On properties of a deformed Freud weight

TL;DR

This paper investigates the recurrence coefficients of polynomials orthogonal with respect to a deformed Freud weight, revealing their connection to Painlevé equations, asymptotic behaviors, and the associated differential equations, including the Heun equation.

Contribution

It establishes the discrete Painlevé I equation for the recurrence coefficients and derives a second order linear ODE, including asymptotic analysis and the Hankel determinant behavior.

Findings

Recurrence coefficients satisfy discrete Painlevé I and differential equations.

Asymptotic behaviors are characterized for different parameter regimes.
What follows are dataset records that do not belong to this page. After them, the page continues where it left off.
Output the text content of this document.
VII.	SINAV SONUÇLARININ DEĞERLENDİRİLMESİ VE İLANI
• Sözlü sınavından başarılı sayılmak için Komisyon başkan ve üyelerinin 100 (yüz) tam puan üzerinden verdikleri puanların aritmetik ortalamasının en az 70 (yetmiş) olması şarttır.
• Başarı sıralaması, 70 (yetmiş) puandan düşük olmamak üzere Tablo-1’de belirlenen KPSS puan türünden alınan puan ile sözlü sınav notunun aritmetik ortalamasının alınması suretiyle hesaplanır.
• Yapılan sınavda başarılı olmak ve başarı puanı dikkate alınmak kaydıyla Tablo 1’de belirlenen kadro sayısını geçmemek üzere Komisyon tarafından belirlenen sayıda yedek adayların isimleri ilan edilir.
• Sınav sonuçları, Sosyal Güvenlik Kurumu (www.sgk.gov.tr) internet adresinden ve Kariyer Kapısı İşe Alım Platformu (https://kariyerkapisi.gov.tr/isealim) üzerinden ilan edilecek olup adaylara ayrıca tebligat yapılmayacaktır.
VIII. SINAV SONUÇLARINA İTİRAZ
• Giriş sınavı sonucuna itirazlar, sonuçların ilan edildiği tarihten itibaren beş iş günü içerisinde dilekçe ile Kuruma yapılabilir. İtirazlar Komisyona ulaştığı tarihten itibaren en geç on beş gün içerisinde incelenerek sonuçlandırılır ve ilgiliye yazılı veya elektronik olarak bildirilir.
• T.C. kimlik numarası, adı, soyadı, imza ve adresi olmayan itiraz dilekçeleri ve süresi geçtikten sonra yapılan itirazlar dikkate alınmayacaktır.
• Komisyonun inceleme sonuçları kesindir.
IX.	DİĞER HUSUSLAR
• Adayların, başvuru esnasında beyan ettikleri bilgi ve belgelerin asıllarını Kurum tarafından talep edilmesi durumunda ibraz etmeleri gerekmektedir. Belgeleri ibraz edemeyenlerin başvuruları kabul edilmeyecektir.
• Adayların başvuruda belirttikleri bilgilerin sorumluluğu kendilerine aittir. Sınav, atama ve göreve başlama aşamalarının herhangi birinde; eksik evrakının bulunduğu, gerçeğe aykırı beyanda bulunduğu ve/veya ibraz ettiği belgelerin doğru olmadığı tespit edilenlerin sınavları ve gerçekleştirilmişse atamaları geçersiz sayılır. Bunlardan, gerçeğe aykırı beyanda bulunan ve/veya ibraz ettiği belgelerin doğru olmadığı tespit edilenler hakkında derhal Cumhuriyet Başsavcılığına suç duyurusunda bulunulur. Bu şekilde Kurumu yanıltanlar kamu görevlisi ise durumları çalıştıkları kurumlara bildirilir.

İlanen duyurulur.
The associated linear ODE approaches a biconfluent Heun equation as n→∞.

Abstract

We study the recurrence coefficients of the monic polynomials $P_n(z)$ orthogonal with respect to the deformed (also called semi-classical) Freud weight \begin{equation*} w_{\alpha}(x;s,N)=|x|^{\alpha}{\rm e}^{-N\left[x^{2}+s\left(x^{4}-x^{2}\right)\right]}, ~~x\in\mathbb{R}, \end{equation*} with parameters $\alpha>-1,~N>0,~s\in[0,1]$. We show that the recurrence coefficients $\beta_{n}(s)$ satisfy the first discrete Painlev\'{e} equation (denoted by d${\rm P_{I}}$), a differential-difference equation and a second order nolinear ordinary differential equation (ODE) in $s$. Here $n$ is the order of the Hankel matrix generated by $w_{\alpha}(x;s,N)$. We describe the asymptotic behavior of the recurrence coefficients in three situations, (i) $s\rightarrow0$, $n,N$ finite, (ii) $n\rightarrow\infty$, $N$ finite, (iii) $n, N\rightarrow\infty$, such that the radio $r:=\frac{n}{N}$ is bounded away from $0$ and closed to $1$. We also investigate the existence and uniqueness for the positive solutions of the d${\rm P_{I}}$. Further more, we derive, using the ladder approach, a second order linear ODE satisfied by the polynomials $P_n(z)$. It is found as $n\rightarrow\infty$, the linear ODE turns to be a biconfluent Heun equation. This paper concludes with the study of the Hankel determinant, $D_{n}(s)$, associated with $w_{\alpha}(x;s,N)$ when $n$ tends to infinity.